Great report and as usual, you guys look like you had a blast over the tournament. Thanks for all the pics. It would be cool to see you fly the drone over a jumping white or blue, but I am sure it is busy in the cockpit. Thanks again for the great detail and report! Bruce


----------



## MSViking (Oct 11, 2007)

Funny story on the drone. While we always have it with us we are generally to busy fighting the fish to launch the drone, but I did notice another boat doing just that while we were out. The next day I overheard someone asking them about their drone and they said it had gone on to Davy Jones locker.
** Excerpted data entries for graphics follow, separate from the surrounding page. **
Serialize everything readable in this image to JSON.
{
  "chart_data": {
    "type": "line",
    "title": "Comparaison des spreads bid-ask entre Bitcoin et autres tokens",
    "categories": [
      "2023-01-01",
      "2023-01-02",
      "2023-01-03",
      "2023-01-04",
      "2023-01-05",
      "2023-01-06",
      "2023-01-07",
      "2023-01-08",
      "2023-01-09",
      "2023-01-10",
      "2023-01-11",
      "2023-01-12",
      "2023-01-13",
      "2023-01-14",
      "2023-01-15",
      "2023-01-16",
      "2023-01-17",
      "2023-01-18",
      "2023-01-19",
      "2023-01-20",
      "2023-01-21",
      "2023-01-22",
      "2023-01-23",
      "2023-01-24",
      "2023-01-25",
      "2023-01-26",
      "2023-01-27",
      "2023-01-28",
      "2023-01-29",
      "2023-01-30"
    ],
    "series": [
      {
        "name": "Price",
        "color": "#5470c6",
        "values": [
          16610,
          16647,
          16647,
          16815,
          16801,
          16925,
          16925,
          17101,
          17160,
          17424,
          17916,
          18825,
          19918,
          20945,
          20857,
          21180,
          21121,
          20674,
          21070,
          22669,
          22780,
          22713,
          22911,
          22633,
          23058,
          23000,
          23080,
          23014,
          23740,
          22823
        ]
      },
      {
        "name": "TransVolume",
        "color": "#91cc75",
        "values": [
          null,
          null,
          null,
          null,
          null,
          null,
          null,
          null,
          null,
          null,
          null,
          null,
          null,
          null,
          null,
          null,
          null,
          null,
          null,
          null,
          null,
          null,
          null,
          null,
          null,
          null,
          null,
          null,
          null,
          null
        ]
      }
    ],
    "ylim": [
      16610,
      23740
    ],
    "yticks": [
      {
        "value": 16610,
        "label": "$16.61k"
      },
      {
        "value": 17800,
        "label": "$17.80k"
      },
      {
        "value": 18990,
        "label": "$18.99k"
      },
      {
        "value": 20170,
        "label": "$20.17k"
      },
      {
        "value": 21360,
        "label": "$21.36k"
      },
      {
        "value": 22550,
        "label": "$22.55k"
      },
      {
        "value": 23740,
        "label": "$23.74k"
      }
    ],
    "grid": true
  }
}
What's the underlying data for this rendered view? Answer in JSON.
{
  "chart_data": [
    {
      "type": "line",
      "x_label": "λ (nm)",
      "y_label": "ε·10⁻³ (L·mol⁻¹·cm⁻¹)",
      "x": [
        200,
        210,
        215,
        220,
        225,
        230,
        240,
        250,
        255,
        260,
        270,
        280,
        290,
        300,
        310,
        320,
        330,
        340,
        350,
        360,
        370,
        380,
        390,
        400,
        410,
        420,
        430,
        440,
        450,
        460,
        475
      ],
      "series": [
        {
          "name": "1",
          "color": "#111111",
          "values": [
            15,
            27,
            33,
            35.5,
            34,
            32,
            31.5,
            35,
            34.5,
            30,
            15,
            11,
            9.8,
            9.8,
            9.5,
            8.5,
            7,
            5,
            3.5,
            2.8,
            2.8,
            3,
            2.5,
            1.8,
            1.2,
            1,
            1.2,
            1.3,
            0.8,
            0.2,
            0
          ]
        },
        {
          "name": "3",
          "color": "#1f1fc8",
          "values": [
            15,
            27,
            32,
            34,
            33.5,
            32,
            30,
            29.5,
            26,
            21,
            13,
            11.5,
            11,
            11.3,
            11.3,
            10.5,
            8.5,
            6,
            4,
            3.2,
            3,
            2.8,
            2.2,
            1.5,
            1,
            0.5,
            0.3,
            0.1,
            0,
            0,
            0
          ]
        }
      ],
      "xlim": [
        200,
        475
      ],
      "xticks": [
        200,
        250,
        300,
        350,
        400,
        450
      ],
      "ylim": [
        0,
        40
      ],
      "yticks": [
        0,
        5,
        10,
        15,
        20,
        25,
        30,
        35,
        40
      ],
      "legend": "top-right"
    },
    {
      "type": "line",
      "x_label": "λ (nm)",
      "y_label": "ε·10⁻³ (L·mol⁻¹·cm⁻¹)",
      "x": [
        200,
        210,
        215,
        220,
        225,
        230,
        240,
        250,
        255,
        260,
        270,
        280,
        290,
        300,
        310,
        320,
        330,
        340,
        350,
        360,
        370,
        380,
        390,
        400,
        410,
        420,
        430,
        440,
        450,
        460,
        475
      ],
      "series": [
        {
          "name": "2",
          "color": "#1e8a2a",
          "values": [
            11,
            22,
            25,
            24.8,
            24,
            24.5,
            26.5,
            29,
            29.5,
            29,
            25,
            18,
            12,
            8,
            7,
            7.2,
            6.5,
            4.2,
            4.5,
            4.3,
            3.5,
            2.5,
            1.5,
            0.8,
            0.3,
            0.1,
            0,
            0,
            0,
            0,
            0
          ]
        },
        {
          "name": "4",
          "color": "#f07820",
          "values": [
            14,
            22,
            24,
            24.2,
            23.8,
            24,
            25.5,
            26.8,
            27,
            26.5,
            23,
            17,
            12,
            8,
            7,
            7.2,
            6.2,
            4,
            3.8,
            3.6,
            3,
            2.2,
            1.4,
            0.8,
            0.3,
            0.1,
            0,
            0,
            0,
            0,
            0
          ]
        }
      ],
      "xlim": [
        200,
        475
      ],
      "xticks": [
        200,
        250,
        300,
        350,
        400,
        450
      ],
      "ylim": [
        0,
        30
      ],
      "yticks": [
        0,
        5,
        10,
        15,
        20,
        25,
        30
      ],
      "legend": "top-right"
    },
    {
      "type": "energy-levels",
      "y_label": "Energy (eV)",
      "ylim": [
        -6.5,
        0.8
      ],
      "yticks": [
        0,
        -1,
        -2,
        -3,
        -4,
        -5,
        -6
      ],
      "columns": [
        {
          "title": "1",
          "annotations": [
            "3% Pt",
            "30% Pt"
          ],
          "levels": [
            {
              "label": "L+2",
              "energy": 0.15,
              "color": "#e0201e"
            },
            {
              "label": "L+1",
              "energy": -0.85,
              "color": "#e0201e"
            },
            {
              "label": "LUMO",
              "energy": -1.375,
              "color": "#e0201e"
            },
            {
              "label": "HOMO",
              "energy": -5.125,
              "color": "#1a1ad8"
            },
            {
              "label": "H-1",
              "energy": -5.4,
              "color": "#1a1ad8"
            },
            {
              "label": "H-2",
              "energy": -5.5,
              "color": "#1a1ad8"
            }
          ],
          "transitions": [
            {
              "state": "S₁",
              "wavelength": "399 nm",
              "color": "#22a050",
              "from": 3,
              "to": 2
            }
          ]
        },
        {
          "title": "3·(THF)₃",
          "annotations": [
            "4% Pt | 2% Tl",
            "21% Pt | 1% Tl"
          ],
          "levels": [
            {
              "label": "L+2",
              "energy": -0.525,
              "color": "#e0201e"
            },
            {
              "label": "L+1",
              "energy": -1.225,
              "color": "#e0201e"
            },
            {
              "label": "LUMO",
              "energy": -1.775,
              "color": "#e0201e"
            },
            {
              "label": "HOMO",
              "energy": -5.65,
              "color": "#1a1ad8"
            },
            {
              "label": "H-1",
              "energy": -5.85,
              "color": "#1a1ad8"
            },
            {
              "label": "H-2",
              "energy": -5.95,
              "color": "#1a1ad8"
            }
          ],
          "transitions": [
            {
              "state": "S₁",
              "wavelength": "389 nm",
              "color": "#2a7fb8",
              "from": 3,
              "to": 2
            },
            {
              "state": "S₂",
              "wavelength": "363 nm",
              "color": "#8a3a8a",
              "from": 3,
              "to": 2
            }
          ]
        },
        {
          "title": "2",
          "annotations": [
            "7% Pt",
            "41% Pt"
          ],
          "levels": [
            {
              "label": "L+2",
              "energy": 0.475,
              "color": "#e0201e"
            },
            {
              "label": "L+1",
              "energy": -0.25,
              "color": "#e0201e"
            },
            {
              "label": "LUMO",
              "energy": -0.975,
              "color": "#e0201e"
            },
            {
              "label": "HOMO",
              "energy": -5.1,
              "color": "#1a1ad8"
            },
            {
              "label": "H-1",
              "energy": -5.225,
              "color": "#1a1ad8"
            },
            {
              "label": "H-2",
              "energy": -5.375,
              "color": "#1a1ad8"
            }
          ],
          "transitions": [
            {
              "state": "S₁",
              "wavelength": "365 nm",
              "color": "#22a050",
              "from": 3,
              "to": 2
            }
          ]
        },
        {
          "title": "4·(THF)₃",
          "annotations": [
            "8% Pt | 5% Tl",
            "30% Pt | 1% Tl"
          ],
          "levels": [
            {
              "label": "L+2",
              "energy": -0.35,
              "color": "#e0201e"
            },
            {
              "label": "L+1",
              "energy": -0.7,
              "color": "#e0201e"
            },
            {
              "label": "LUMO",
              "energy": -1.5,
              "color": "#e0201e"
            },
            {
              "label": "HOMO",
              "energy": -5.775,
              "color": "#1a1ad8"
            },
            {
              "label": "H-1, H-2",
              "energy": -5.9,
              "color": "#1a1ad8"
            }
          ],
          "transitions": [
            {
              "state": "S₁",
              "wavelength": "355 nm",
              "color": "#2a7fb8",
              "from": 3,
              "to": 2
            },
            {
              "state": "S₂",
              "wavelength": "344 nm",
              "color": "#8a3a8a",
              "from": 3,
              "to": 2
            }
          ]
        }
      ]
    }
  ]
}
Apparently it did a Crazy Ivan and dove into the sea mid flight and was not recovered, ouch!

Thanks to everyone for all the kind comments.


----------



## bquared (May 25, 2011)

That would not be fun to have the drone wind up in DJL! Anyway, great post and pics and I was rooting for you to be on the leader board at the Blue Marlin Grand Championship at the Wharf this year.


----------



## PELAGIC PIRATE (Oct 10, 2007)

Way to go Robert :thumbsup:


----------



## Scruggspc (Mar 20, 2013)

I love Barrett's face. Great report as always Robert.


----------



## KBGAub (Aug 19, 2012)

Great report Robert, as usual. We tried same yesterday. Heard the bite has moved south to double nipple and dumping grounds. Tried nipple/131 and steps. hot weather/no fish


----------



## finfever61 (Oct 5, 2007)

I always enjoy your family fishing reports. Looks like y'all had a great tournament. Kids grow up so fast, glad you get to spend such quality time with yours and some of their friends.


----------



## Tobiwan (Apr 27, 2012)

Great report! Glad y'all had fun. It was nice meeting you at the weigh-in.


----------



## WhyMe (Apr 21, 2013)

WTG. The colors on the fish are just WOW.
WhyMe 
Mako My Dayo


----------